İnsan ise büyük bir muammâ… “Ruhumdan üfürdüm!” (bkz. el-Hicr, 29) hitâbına mazhar olan, Allâh’ın yeryüzündeki halifesi, ahsen-i takvîm üzere yaratılıp mükerrem/yüce kılınmış bir varlık… Böyle olduğu hâlde hayatın telâşesi, insanın nereden gelip nereye gittiğini unutturuveriyor kendisine... O, bu hâliyle “gâfil”, “câhil” ve “zâlim” olan tek varlık aynı zamanda… Fakirlikte âsîleşen, zenginlikte şımaran, zaman zaman da haddini aşan…
Şu koskoca dünya tarihi, binbir hâdise ve ibretle dolu… Meşhur krallar, kendisini ölümsüz sanan Firavunlar, Nemrutlar… Dünyanın olanca zenginlik ve kudretinin yanlarına kâr kalacağını düşünenler… Kendilerini her şeyin sahibi, idarecisi sanıp insanlara zulmedenler, onları hidâyet yolundan saptırıp kendilerine kul-köle yapanlar… Peygamberlerin kıssaları ve tevhid mücâdeleleri bunun pek çok misâliyle dolu. Her biri başlı başına bir öğütler manzûmesi…
Allah dostlarının hayatları da, bizim tefekkür etmemiz için tarihten ve gönül âleminden süzülüp gelmiş hazır malzemeler… Her birinden alınacak dersler var. Bizzat o dönemlerde yaşamasak da, o gün yaşananların bir benzerini yaşayıp duruyoruz. O günkü hâdiseler, bugünkü insanlar, sadece şekil ve isim değiştirmiş; tarih tekrar edip duruyor.

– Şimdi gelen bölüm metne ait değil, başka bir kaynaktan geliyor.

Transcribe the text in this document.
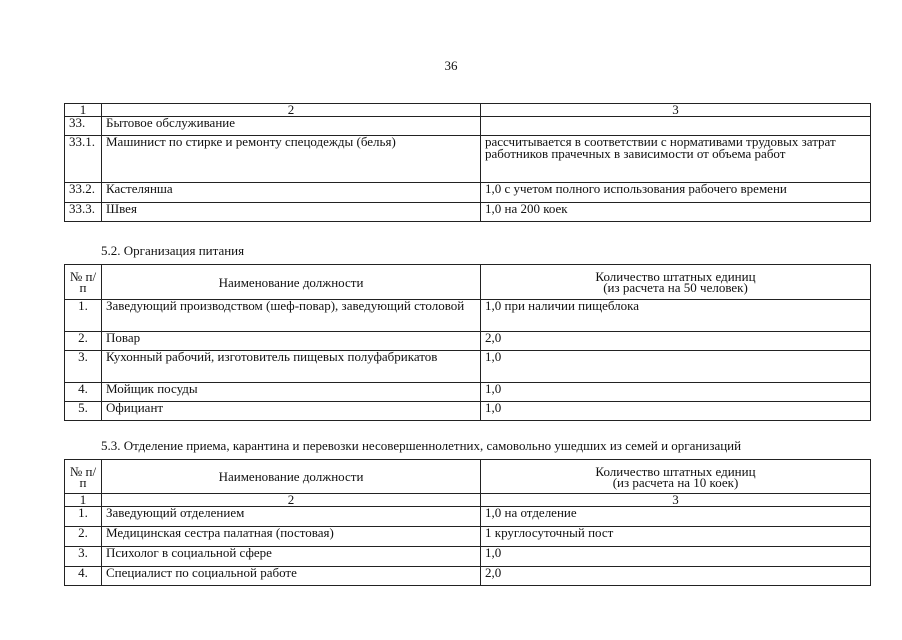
36
1	2	3
33.	Бытовое обслуживание	
33.1.	Машинист по стирке и ремонту спецодежды (белья)	рассчитывается в соответствии с нормативами трудовых затрат работников прачечных в зависимости от объема работ
33.2.	Кастелянша	1,0 с учетом полного использования рабочего времени
33.3.	Швея	1,0 на 200 коек
5.2. Организация питания
№ п/п	Наименование должности	Количество штатных единиц
(из расчета на 50 человек)

1.	Заведующий производством (шеф-повар), заведующий столовой	1,0 при наличии пищеблока
2.	Повар	2,0
3.	Кухонный рабочий, изготовитель пищевых полуфабрикатов	1,0
4.	Мойщик посуды	1,0
5.	Официант	1,0
5.3. Отделение приема, карантина и перевозки несовершеннолетних, самовольно ушедших из семей и организаций
№ п/п	Наименование должности	Количество штатных единиц
(из расчета на 10 коек)

1	2	3
1.	Заведующий отделением	1,0 на отделение
2.	Медицинская сестра палатная (постовая)	1 круглосуточный пост
3.	Психолог в социальной сфере	1,0
4.	Специалист по социальной работе	2,0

Yüce Allah “Yeryüzünü gezip ibret almıyorlar mı?” buyuruyor pek çok âyet-i kerîmede... (bkz: Âl-i İmrân, 137, en-Nahl, 36, en-Neml, 69) Kâinât bir ibret müzesi… İnsanların yaşayıp bıraktığı izler, eserler; bizi değişmez hakikatlere götürüyor. Tabiî, gören gözleri, duyan kulakları ve hisseden yürekleri…
“Hangi güzel yüz ki toprak olmadı; hangi güzel göz ki toprağa akmadı…” Bize verilen nîmetler, buraya âit; âhirete götürecek neyimiz var? Her gün başımızı iki elimizin arasına koyup düşünelim:
“Bugün Allah için ne yaptım? İnsanlar, hayvanlar, diğer canlılar için ne yaptım? Akıl nimetini nereye kullandım? Nefesimi neye tükettim? Rabbimizin bana rızık olarak ayırdıklarından ne kadarını O’nun yoluna verebildim?”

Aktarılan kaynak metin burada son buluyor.